Advanced Beginner Obedience

​This advanced class is for dogs and handlers who have completed one or more Beginners Obedience classes and are preparing for or currently showing in AKC Competition Obedience Beginner’s Novice (BN) and/or Novice Obedience (CD) competitions. Dogs entering this class should already be heeling on-leash and have reliable sit/down/stay/stand/recalls/finish on leash with little to no correction needed. Teams in this class will learn basic ring etiquette, alternate finishes, transition to off-leash work and perfecting both on and off-leash heeling, figure 8s and stays. Dogs will learn distance off-leash recalls with proper sit and finish. ​

Graduate Novice Obedience 

This class is for dogs that have successfully completed AKC Beginner Novice and/or Novice classes and are ready to begin learning skills needed for Graduate Novice and/or Open Obedience including retrieve on flat, high jump, broad jump and drop on recall. It is also appropriate for dogs competing in AKC Graduate Novice and/or Open trials. This class will introduce taking, holding and retrieving a dumbbell and introduce both the broad and high jumps as well as fine tuning on and off-leash heeling. It will also introduce the drop on recall exercise and the sit/down stay-get your leash exercise. ​The class also covers motivating your dog, play training, and problem-solving training issues.

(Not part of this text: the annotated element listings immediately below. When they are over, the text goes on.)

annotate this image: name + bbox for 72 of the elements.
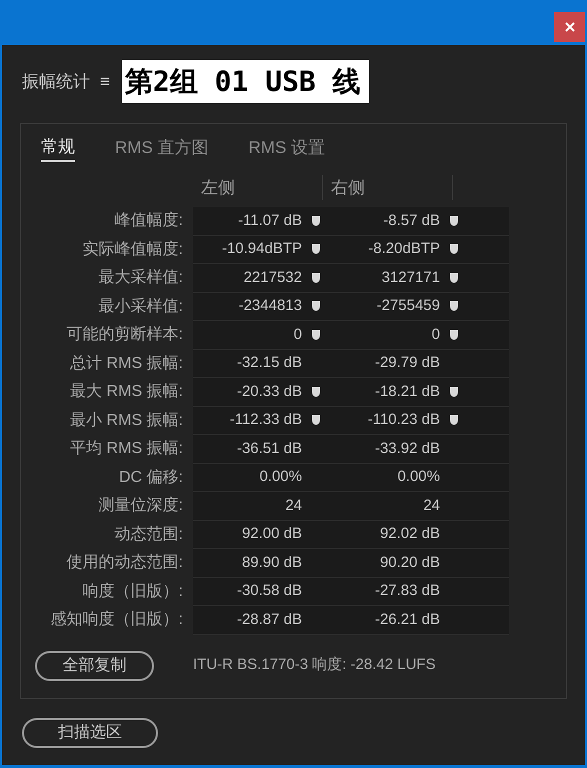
row-label: 总计 RMS 振幅: — [69, 354, 184, 374]
close-icon — [564, 22, 574, 32]
marker-icon[interactable] — [311, 328, 321, 341]
table-cell-text: -36.51 dB — [236, 438, 302, 458]
table-cell-text: -29.79 dB — [374, 353, 440, 373]
table-cell-text: -8.57 dB — [383, 210, 440, 230]
table-cell-text: -27.83 dB — [374, 581, 440, 601]
table-cell-text: 2217532 — [244, 268, 302, 288]
marker-icon[interactable] — [449, 272, 459, 284]
column-header: 左侧 — [193, 174, 323, 200]
table-cell-text: 24 — [285, 496, 302, 516]
table-cell-text: -30.58 dB — [236, 581, 302, 601]
marker-icon[interactable] — [311, 414, 321, 426]
table-cell-text: -32.15 dB — [236, 353, 302, 373]
table-cell-text: -11.07 dB — [238, 210, 302, 230]
row-label: 动态范围: — [114, 524, 184, 545]
table-cell-text: -110.23 dB — [368, 410, 440, 430]
table-cell-text: 0 — [432, 324, 440, 344]
marker-icon[interactable] — [311, 243, 321, 256]
marker-icon[interactable] — [311, 272, 321, 284]
menu-button[interactable]: ≡ — [100, 68, 110, 94]
table-cell-text: -26.21 dB — [374, 610, 440, 630]
table-cell-text: 89.90 dB — [242, 552, 302, 572]
table-cell-text: 92.02 dB — [380, 524, 440, 544]
table-cell-text: -8.20dBTP — [368, 239, 440, 259]
table-cell-text: 92.00 dB — [242, 524, 302, 544]
panel-title: 振幅统计 — [22, 70, 90, 93]
loudness-text: ITU-R BS.1770-3 响度: -28.42 LUFS — [193, 655, 436, 676]
row-label: 最大采样值: — [98, 268, 184, 288]
row-label: 最小采样值: — [98, 296, 184, 317]
row-label: 使用的动态范围: — [66, 552, 184, 574]
table-cell-text: -112.33 dB — [230, 410, 302, 430]
row-label: 可能的剪断样本: — [66, 324, 184, 346]
marker-icon[interactable] — [311, 386, 321, 398]
marker-icon[interactable] — [449, 300, 459, 312]
marker-icon[interactable] — [311, 214, 321, 227]
table-cell-text: -20.33 dB — [236, 382, 302, 402]
table-cell-text: -10.94dBTP — [222, 239, 302, 259]
row-label: 峰值幅度: — [114, 210, 184, 232]
tab[interactable]: RMS 设置 — [248, 134, 325, 162]
column-header: 右侧 — [323, 174, 453, 200]
scan-selection-button[interactable]: 扫描选区 — [22, 718, 158, 748]
tab[interactable]: 常规 — [41, 134, 75, 162]
row-label: 感知响度（旧版）: — [50, 610, 184, 630]
marker-icon[interactable] — [449, 386, 459, 398]
table-cell-text: -2344813 — [238, 296, 302, 316]
table-cell-text: -2755459 — [376, 296, 440, 316]
row-label: 实际峰值幅度: — [82, 240, 184, 260]
row-label: DC 偏移: — [118, 468, 184, 488]
table-cell-text: 24 — [423, 496, 440, 516]
table-cell-text: 0.00% — [397, 467, 440, 487]
marker-icon[interactable] — [449, 243, 459, 256]
file-name: 第2组 01 USB 线 — [122, 60, 369, 103]
table-cell-text: 3127171 — [382, 268, 440, 288]
row-label: 最大 RMS 振幅: — [69, 382, 184, 402]
row-label: 平均 RMS 振幅: — [69, 439, 184, 460]
copy-all-button[interactable]: 全部复制 — [35, 650, 154, 680]
tab[interactable]: RMS 直方图 — [115, 134, 208, 162]
close-button[interactable] — [554, 12, 585, 42]
marker-icon[interactable] — [449, 214, 459, 227]
table-cell-text: -28.87 dB — [236, 610, 302, 630]
row-label: 最小 RMS 振幅: — [69, 410, 184, 431]
table-cell-text: 0.00% — [259, 467, 302, 487]
table-cell-text: -33.92 dB — [374, 438, 440, 458]
row-label: 响度（旧版）: — [82, 582, 184, 602]
marker-icon[interactable] — [311, 300, 321, 312]
table-cell-text: 90.20 dB — [380, 552, 440, 572]
marker-icon[interactable] — [449, 414, 459, 426]
marker-icon[interactable] — [449, 328, 459, 341]
table-cell-text: -18.21 dB — [374, 382, 440, 402]
row-label: 测量位深度: — [98, 496, 184, 516]
table-cell-text: 0 — [294, 324, 302, 344]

About Competition Obedience

Think your dog is an A+ student? Are your friends and family jealous with how well you’ve trained your dog? Then you might want to take things to a new level by participating in Obedience competitions (also called “trials”).

Developed in the 1930s, Obedience is one of the AKC’s oldest sporting events. From walking on- and off-leash to retrieving and jumping, or demonstrating your dog’s ability to stay, Obedience trials feature dogs that are well-behaved at home, in public places, and in the presence of other dogs. It is essential that the obedience dog demonstrates willingness and enjoyment while it is working with the handler.

Whether or not you want to compete, every dog owner should consider some form of obedience training. It’s the best way to establish good communication skills between you and your dog – and to make sure that your dog is the most well-behaved one in your neighborhood!